Исаму пожал мощными плечами:

– Где-то около восьмидесяти. Я точно не знаю. Мама, кажется, и сама точно не знала, сколько ей лет.

Тут за дверью послышались голоса. Вместе с медсестрой вошла немолодая женщина высокого роста, одетая в серый костюм. В руках она держала чёрный саквояж.

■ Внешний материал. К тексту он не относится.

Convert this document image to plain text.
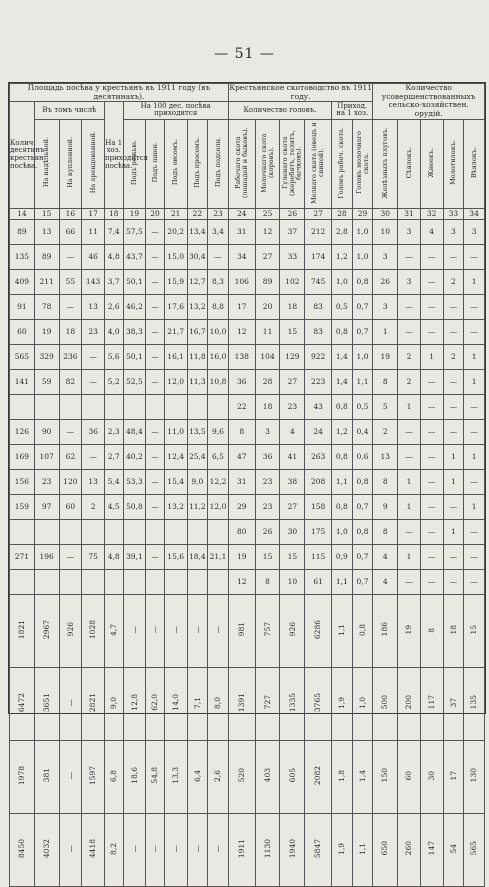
— 51 —
Площадь посѣва у крестьянъ въ 1911 году (въ десятинахъ).										Крестьянское скотоводство въ 1911 году.						Количество усовершенствованныхъ сельско-хозяйствен. орудій.				
Колич. десятинъ крестьян. посѣва.	Въ томъ числѣ			На 1 хоз. приходится посѣва.	На 100 дес. посѣва приходится					Количество головъ.				Приход. на 1 хоз.						
	На надѣльной.	На купленной.	На арендованной.		Подъ рожью.	Подъ пшен.	Подъ овсомъ.	Подъ просомъ.	Подъ подсолн.	Рабочаго скота (лошадей и быковъ).	Молочнаго скота (коровъ).	Гуленаго скота (жеребятъ, телятъ, бычковъ).	Мелкаго скота (овецъ и свиней).	Головъ рабоч. скота.	Головъ молочнаго скота.	Желѣзныхъ плуговъ.	Сѣялокъ.	Жнеекъ.	Молотилокъ.	Вѣялокъ.
14	15	16	17	18	19	20	21	22	23	24	25	26	27	28	29	30	31	32	33	34
89	13	66	11	7,4	57,5	—	20,2	13,4	3,4	31	12	37	212	2,8	1,0	10	3	4	3	3
135	89	—	46	4,8	43,7	—	15,0	30,4	—	34	27	33	174	1,2	1,0	3	—	—	—	—
409	211	55	143	3,7	50,1	—	15,9	12,7	8,3	106	89	102	745	1,0	0,8	26	3	—	2	1
91	78	—	13	2,6	46,2	—	17,6	13,2	8,8	17	20	18	83	0,5	0,7	3	—	—	—	—
60	19	18	23	4,0	38,3	—	21,7	16,7	10,0	12	11	15	83	0,8	0,7	1	—	—	—	—
565	329	236	—	5,6	50,1	—	16,1	11,8	16,0	138	104	129	922	1,4	1,0	19	2	1	2	1
141	59	82	—	5,2	52,5	—	12,0	11,3	10,8	36	28	27	223	1,4	1,1	8	2	—	—	1
										22	18	23	43	0,8	0,5	5	1	—	—	—
126	90	—	36	2,3	48,4	—	11,0	13,5	9,6	8	3	4	24	1,2	0,4	2	—	—	—	—
169	107	62	—	2,7	40,2	—	12,4	25,4	6,5	47	36	41	263	0,8	0,6	13	—	—	1	1
156	23	120	13	5,4	53,3	—	15,4	9,0	12,2	31	23	38	208	1,1	0,8	8	1	—	1	—
159	97	60	2	4,5	50,8	—	13,2	11,2	12,0	29	23	27	158	0,8	0,7	9	1	—	—	1
										80	26	30	175	1,0	0,8	8	—	—	1	—
271	196	—	75	4,8	39,1	—	15,6	18,4	21,1	19	15	15	115	0,9	0,7	4	1	—	—	—
										12	8	10	61	1,1	0,7	4	—	—	—	—
1821	2967	926	1028	4,7	—	—	—	—	—	981	757	926	6286	1,1	0,8	186	19	8	18	15
6472	3651	—	2821	9,0	12,8	62,0	14,0	7,1	8,0	1391	727	1335	3765	1,9	1,0	500	200	117	37	135
1978	381	—	1597	6,8	18,6	54,8	13,3	6,4	2,6	520	403	605	2082	1,8	1,4	150	60	30	17	130
8450	4032	—	4418	8,2	—	—	—	—	—	1911	1130	1940	5847	1,9	1,1	650	260	147	54	565
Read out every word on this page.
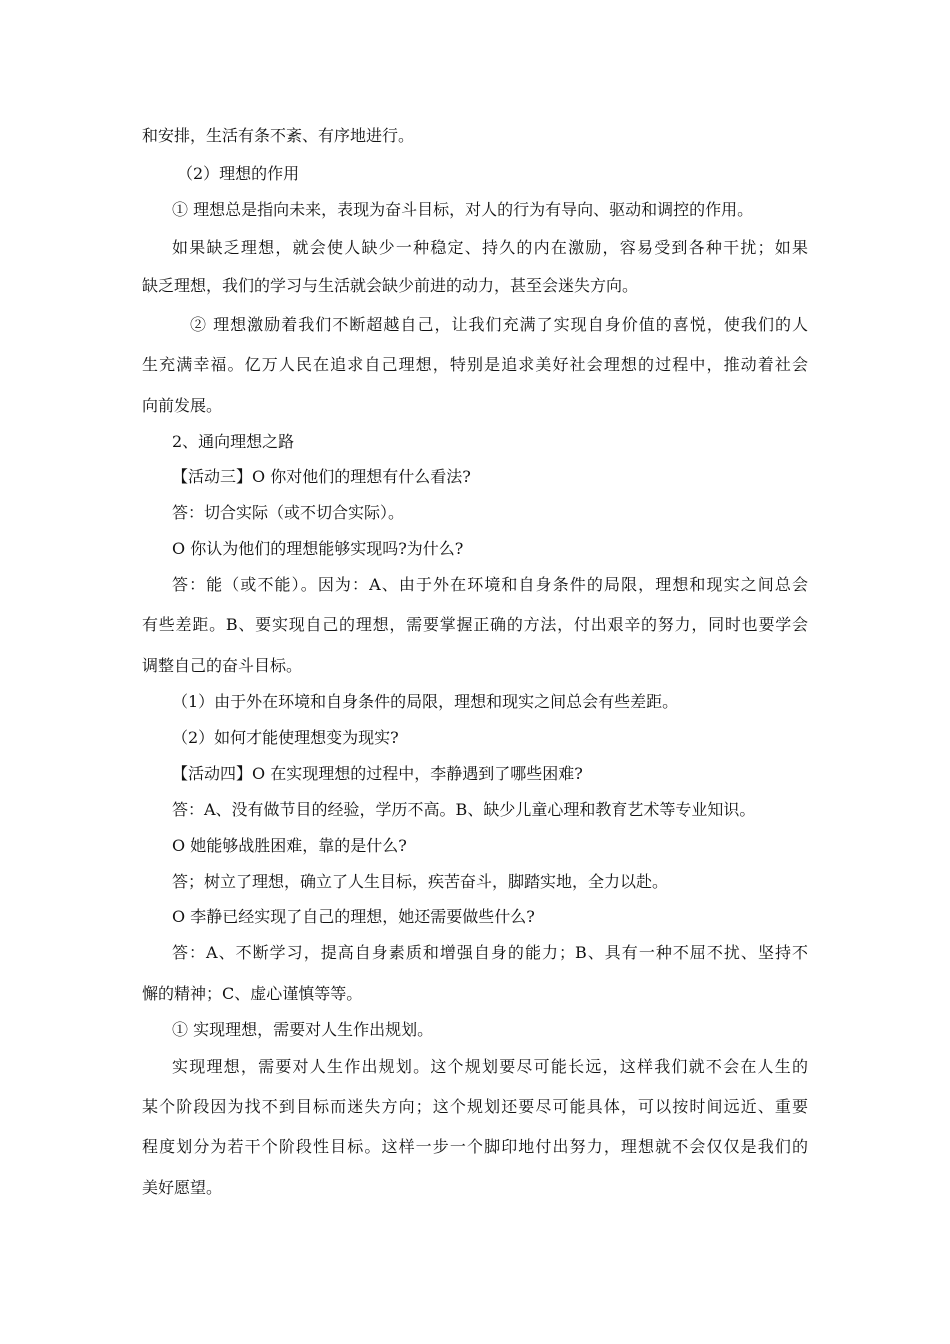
和安排，生活有条不紊、有序地进行。
（2）理想的作用
① 理想总是指向未来，表现为奋斗目标，对人的行为有导向、驱动和调控的作用。
如果缺乏理想，就会使人缺少一种稳定、持久的内在激励，容易受到各种干扰；如果
缺乏理想，我们的学习与生活就会缺少前进的动力，甚至会迷失方向。
② 理想激励着我们不断超越自己，让我们充满了实现自身价值的喜悦，使我们的人
生充满幸福。亿万人民在追求自己理想，特别是追求美好社会理想的过程中，推动着社会
向前发展。
2、通向理想之路
【活动三】O 你对他们的理想有什么看法?
答：切合实际（或不切合实际）。
O 你认为他们的理想能够实现吗?为什么?
答：能（或不能）。因为：A、由于外在环境和自身条件的局限，理想和现实之间总会
有些差距。B、要实现自己的理想，需要掌握正确的方法，付出艰辛的努力，同时也要学会
调整自己的奋斗目标。
（1）由于外在环境和自身条件的局限，理想和现实之间总会有些差距。
（2）如何才能使理想变为现实?
【活动四】O 在实现理想的过程中，李静遇到了哪些困难?
答：A、没有做节目的经验，学历不高。B、缺少儿童心理和教育艺术等专业知识。
O 她能够战胜困难，靠的是什么?
答；树立了理想，确立了人生目标，疾苦奋斗，脚踏实地，全力以赴。
O 李静已经实现了自己的理想，她还需要做些什么?
答：A、不断学习，提高自身素质和增强自身的能力；B、具有一种不屈不扰、坚持不
懈的精神；C、虚心谨慎等等。
① 实现理想，需要对人生作出规划。
实现理想，需要对人生作出规划。这个规划要尽可能长远，这样我们就不会在人生的
某个阶段因为找不到目标而迷失方向；这个规划还要尽可能具体，可以按时间远近、重要
程度划分为若干个阶段性目标。这样一步一个脚印地付出努力，理想就不会仅仅是我们的
美好愿望。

– Это родственница покойного господина Охары, – сказала медсестра.

Немолодая женщина вежливо поклонилась:

– Охара Дзюнко, дочь покойного.

И, не дожидаясь ответа, шагнула к покойному и посмотрела тому в лицо. Она замерла на месте и смотрела на отца так, словно ей передалось его трупное окоченение. Наконец отвернулась. На её лице не было ни печали, ни слёз. Оно было бесстрастно, как стена.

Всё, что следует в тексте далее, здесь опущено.